Indonesia saat ini menggunakan Sistem Perekonomian Kerakyatan, jadi semua kegiatan ekonomi yang berhubungan dengan hajat hidup orang banyak diatur dan dikendalikan oleh Pemerintah. Semua hal yang berhubungan dengan kebijakan dan kelangsungan hidup masyarakat Indonesia diatur oleh kebijakan – kebijakan dan peraturan pemerintah. Tanda-tanda perekonomian mulai mengalami penurunan diawali padatahun 1997 dimana pada masa itulah terjadi krisis. Saat itu pertumbuhan ekonomi Indonesia hanya berkisar pada level 4,7 persen, sangat rendah dibandingkan tahun sebelumnya yang 7,8 persen. Kondisi keamanan yang belum kondusif juga mempengaruhi iklim investasi di Indonesia, yang menambah kesulitan dinegeri ini.

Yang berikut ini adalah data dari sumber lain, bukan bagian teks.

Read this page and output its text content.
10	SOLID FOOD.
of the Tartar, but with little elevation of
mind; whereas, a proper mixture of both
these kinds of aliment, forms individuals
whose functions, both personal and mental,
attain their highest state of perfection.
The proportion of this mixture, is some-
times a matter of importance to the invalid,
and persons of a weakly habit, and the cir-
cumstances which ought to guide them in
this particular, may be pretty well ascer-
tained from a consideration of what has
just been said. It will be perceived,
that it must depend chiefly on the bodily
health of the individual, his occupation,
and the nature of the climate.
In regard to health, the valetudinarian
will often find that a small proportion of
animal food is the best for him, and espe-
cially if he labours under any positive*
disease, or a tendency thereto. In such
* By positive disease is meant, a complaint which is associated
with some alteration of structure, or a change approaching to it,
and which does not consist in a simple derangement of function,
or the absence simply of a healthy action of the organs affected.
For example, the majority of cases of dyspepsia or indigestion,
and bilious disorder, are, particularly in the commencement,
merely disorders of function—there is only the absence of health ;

Hal ini sangat berhubungan dengan aktivitas kegiatan ekonomi yang berdampak pada penerimaan negara serta pertumbuhan ekonominya. Adanya peningkatan pertumbuhan ekonomi yang diharapkan akan menjanjikan harapan bagi perbaikan kondisi ekonomi dimasa mendatang. Bagi Indonesia, dengan meningkatnya pertumbuhan ekonomi maka harapan meningkatnya pendapatan nasional (GNP), pendapatan persaingan kapita akan semakin meningkat, tingkat inflasi dapat ditekan, suku bunga akan berada pada tingkat wajar dan semakin bergairahnya modal bagi dalam negeri maupun luar negeri. Namun semua itu bisa terwujud apabila kondisi keamanan dalam negeri benar-benar telah kondusif. Kebijakan pemerintah saat ini didalam pemberantasan terorisme, serta pemberantasan korupsi sangat turut membantu bagi pemulihan perekonomian.

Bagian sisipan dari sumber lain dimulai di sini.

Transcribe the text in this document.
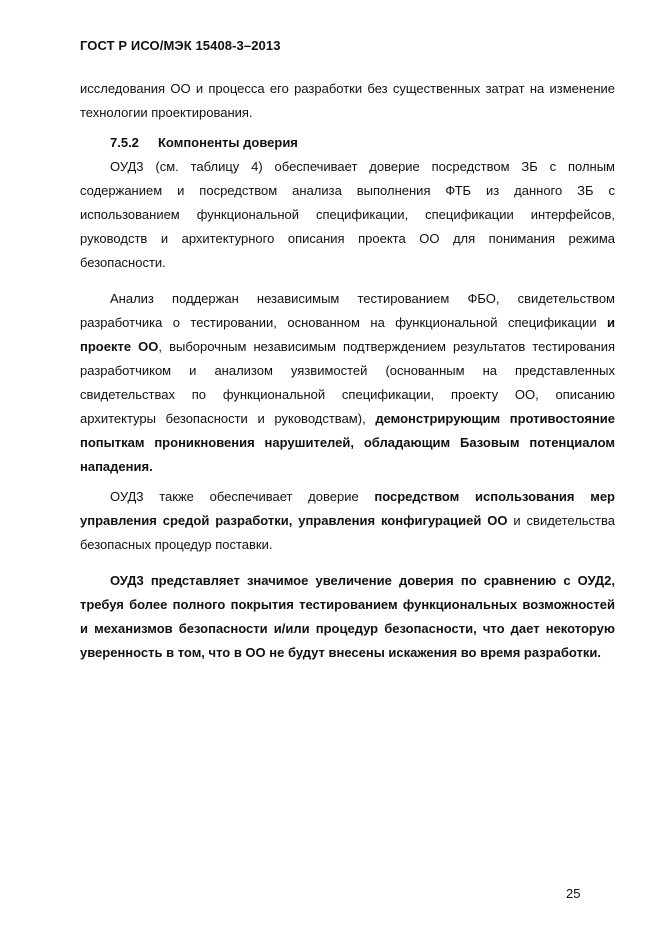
ГОСТ Р ИСО/МЭК 15408-3–2013

исследования ОО и процесса его разработки без существенных затрат на изменение технологии проектирования.

7.5.2 Компоненты доверия

ОУД3 (см. таблицу 4) обеспечивает доверие посредством ЗБ с полным содержанием и посредством анализа выполнения ФТБ из данного ЗБ с использованием функциональной спецификации, спецификации интерфейсов, руководств и архитектурного описания проекта ОО для понимания режима безопасности.

Анализ поддержан независимым тестированием ФБО, свидетельством разработчика о тестировании, основанном на функциональной спецификации и проекте ОО, выборочным независимым подтверждением результатов тестирования разработчиком и анализом уязвимостей (основанным на представленных свидетельствах по функциональной спецификации, проекту ОО, описанию архитектуры безопасности и руководствам), демонстрирующим противостояние попыткам проникновения нарушителей, обладающим Базовым потенциалом нападения.

ОУД3 также обеспечивает доверие посредством использования мер управления средой разработки, управления конфигурацией ОО и свидетельства безопасных процедур поставки.

ОУД3 представляет значимое увеличение доверия по сравнению с ОУД2, требуя более полного покрытия тестированием функциональных возможностей и механизмов безопасности и/или процедур безопасности, что дает некоторую уверенность в том, что в ОО не будут внесены искажения во время разработки.

25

A.Beberapa Masalah Pokok Perekonomian Indonesia
1.   Pengangguran
Pengangguran adalah orang yang masuk dalam angkatan kerja (15 sampai 64 tahun) yang sedang mencari pekerjaan dan belum mendapatkannya. Orang yang tidak sedang mencari kerja contohnya seperti ibu rumah tangga, siswa/siswi SMP, SMA, Mahasiswa Perguruan Tinggi, dan lain sebagainya yang karena sesuatu hal tidak/belum membutuhkan pekerjaan. Meskipun pada kenyataannya, seperti negara berkembang lainnya, penduduk denga usia di bawah 10 tahunpun telah bekerja. Sedangkan secara umum penduduk diluar usia kerja tersebut dinamakan penduduk diluar usia kerja (PUK), yakni bara balita dan manula. Dari PUK masih dibagi menjadi 2, yaitu :
·  Angakatan Kerja (AK) adalah mereka yang memiliki usia kerja yang seharusnya sedang bekerja atau sedang mencari pekerjaan.
·  Bukan Angkatan Kerja BAK adalah mereka yang secara usia berada dalam kelompok usia kerja, namun karena keadaan dan kondisi tertentu yang membuat mereka belum mendapat bekerja, yakni para pelajar, ibu rumah tangga, dan mereka yang menderita cacat.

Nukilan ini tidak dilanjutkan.